Illuminating the genome
RNA-guided endonuclease — in situ labelling, a new CRISPR/Cas9 based molecular visualisation method
Credit: Takayoshi Ishii, Andreas Houben
The CRISPR/Cas9 system has been making ripples in the scientific community ever since its mechanisms were proposed in 2012. Commonly referred to as a genome editing tool, many scientists have found different applications for the scissor-like properties of the Cas9-protein. Researchers from the Leibniz Institute of Plant Genetics and Crop Plant Research (IPK Gatersleben) have now found a way to utilise the RNA/protein complex in a slightly different way – as a cytogenetic torch. Other than in conventional in situ hybridisation, the new RNA-guided endonuclease – in situ labelling-tool (RGEN-ISL) no longer requires denaturation of the DNA. The new method therefore leaves the chromatin intact, enabling investigation of the structure of the sample. Moreover, RGEN-ISL can be combined with protein-detection methods and allows real-time visualisation of the labelling-process. Whilst initially developed for plant genomes, RGEN-ISL can be used in all organisms and shows to be a promising new tool in the field of chromosome biology.
The discovery of the type II clustered regularly interspaced short palindromic repeats (CRISPR)-associated caspase 9 (Cas9) system has been a milestone in the field of targeted genome editing. Initially derived from the bacterium Streptococcus pyogenes, the RNA/protein-complex now is an established tool for targeted genome-editing in eukaryotes.
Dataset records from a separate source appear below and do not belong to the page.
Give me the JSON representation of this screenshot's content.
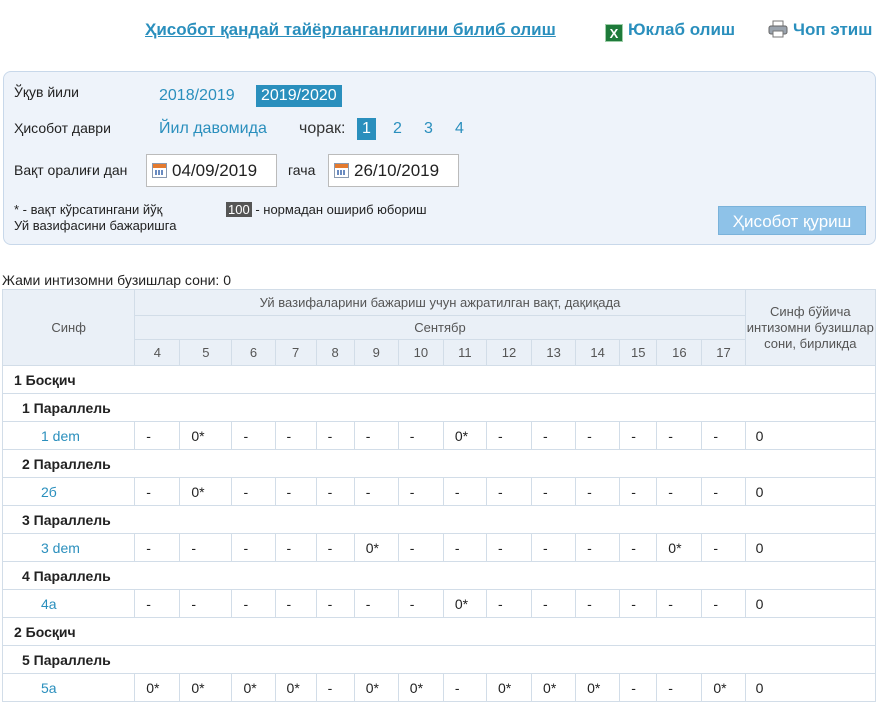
{
  "top_links": {
    "help": "Ҳисобот қандай тайёрланганлигини билиб олиш",
    "download": "Юклаб олиш",
    "print": "Чоп этиш"
  },
  "filters": {
    "year_label": "Ўқув йили",
    "years": [
      "2018/2019",
      "2019/2020"
    ],
    "active_year": "2019/2020",
    "period_label": "Ҳисобот даври",
    "period_option": "Йил давомида",
    "quarter_label": "чорак:",
    "quarters": [
      "1",
      "2",
      "3",
      "4"
    ],
    "active_quarter": "1",
    "range_label_from": "Вақт оралиғи дан",
    "date_from": "04/09/2019",
    "range_label_to": "гача",
    "date_to": "26/10/2019",
    "note_line1": "* - вақт кўрсатингани йўқ",
    "note_line2": "Уй вазифасини бажаришга",
    "badge": "100",
    "badge_note": "- нормадан ошириб юбориш",
    "build_button": "Ҳисобот қуриш"
  },
  "summary": {
    "total_label": "Жами интизомни бузишлар сони: 0"
  },
  "table": {
    "col_class": "Синф",
    "col_group": "Уй вазифаларини бажариш учун ажратилган вақт, дақиқада",
    "month": "Сентябр",
    "days": [
      "4",
      "5",
      "6",
      "7",
      "8",
      "9",
      "10",
      "11",
      "12",
      "13",
      "14",
      "15",
      "16",
      "17"
    ],
    "col_total": "Синф бўйича интизомни бузишлар сони, бирликда",
    "rows": [
      {
        "type": "stage",
        "label": "1 Босқич"
      },
      {
        "type": "parallel",
        "label": "1 Параллель"
      },
      {
        "type": "class",
        "name": "1 dem",
        "cells": [
          "-",
          "0*",
          "-",
          "-",
          "-",
          "-",
          "-",
          "0*",
          "-",
          "-",
          "-",
          "-",
          "-",
          "-"
        ],
        "total": "0"
      },
      {
        "type": "parallel",
        "label": "2 Параллель"
      },
      {
        "type": "class",
        "name": "2б",
        "cells": [
          "-",
          "0*",
          "-",
          "-",
          "-",
          "-",
          "-",
          "-",
          "-",
          "-",
          "-",
          "-",
          "-",
          "-"
        ],
        "total": "0"
      },
      {
        "type": "parallel",
        "label": "3 Параллель"
      },
      {
        "type": "class",
        "name": "3 dem",
        "cells": [
          "-",
          "-",
          "-",
          "-",
          "-",
          "0*",
          "-",
          "-",
          "-",
          "-",
          "-",
          "-",
          "0*",
          "-"
        ],
        "total": "0"
      },
      {
        "type": "parallel",
        "label": "4 Параллель"
      },
      {
        "type": "class",
        "name": "4а",
        "cells": [
          "-",
          "-",
          "-",
          "-",
          "-",
          "-",
          "-",
          "0*",
          "-",
          "-",
          "-",
          "-",
          "-",
          "-"
        ],
        "total": "0"
      },
      {
        "type": "stage",
        "label": "2 Босқич"
      },
      {
        "type": "parallel",
        "label": "5 Параллель"
      },
      {
        "type": "class",
        "name": "5а",
        "cells": [
          "0*",
          "0*",
          "0*",
          "0*",
          "-",
          "0*",
          "0*",
          "-",
          "0*",
          "0*",
          "0*",
          "-",
          "-",
          "0*"
        ],
        "total": "0"
      }
    ]
  }
}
Whilst its scissor-like properties have yielded a broad range of applications, scientists from the Leibniz Institute of Plant Genetics and Crop Plant Research (IPK Gatersleben) are now using CRISPR/Cas9 in a new cytogenetic method for shining a light into eukaryote genomes – RNA-guided endonuclease – in situ labelling (RGEN-ISL).
For the last 30 years, Fluorescence in situ hybridization (FISH) has been the established and commonly used method for visualising in-situ DNA-sequences at chromosomal level. However, this method requires denaturation of the investigated DNA, thus often damaging the structure of the sample. By basing the RGEN-ISL method on CRISPR-Cas9, IPK researchers managed to bypass the denaturation-step of FISH whilst simultaneously integrating the desired fluorescent labelling properties of the conventional FISH-method. As the new cytogenetic tool preserves the structure of the sample, it opens up the option of investigating the spatio-temporal structure of the genome.
Further experimentation showed that RGEN-ISL outperforms conventional method combinations, such as FISH and immunohistochemistry, requiring less preparation and being comparatively quicker and cheaper. Additionally, the new method functions over a broad temperature-range of 4°C to 37°C and can also be combined with additional protein-detection and imaging methods. A further merit is that RGEN-ISL allows for real-time visualisation of the CRISPR/Cas9-mediated DNA-labelling, therefore revealing the kinetics of the reaction.
So far, the researchers have tested RGEN-ISL in plant samples, but also in human chromosomes, illustrating that their new method can likely be applied within all organisms. Currently, the use of method is limited to repetitive DNA-sequences, as often found in plant genomes. However, Dr Takayoshi Ishii, now working at Tottori University (Japan), who conceived the initial idea behind RGEN-ISL, assumes that this method could be adapted to visualise even single-copy sequences in the future.
The project around the new method, which was developed under research group leader Dr Andreas Houben, was made possible through a grant to CSIRO (Australia) by the Bill & Melinda Gates Foundation (USA) as well as thanks too additional funding by the German Research Foundation – DFG (Germany).
Given its properties and broad applicability, RGEN-ISL is a promising new cytogenetic tool for furthering the understanding of the spatial organisation of the genome and the connection between chromatin structure and function, as well as for advancing the knowledge within the wide field of chromosome biology.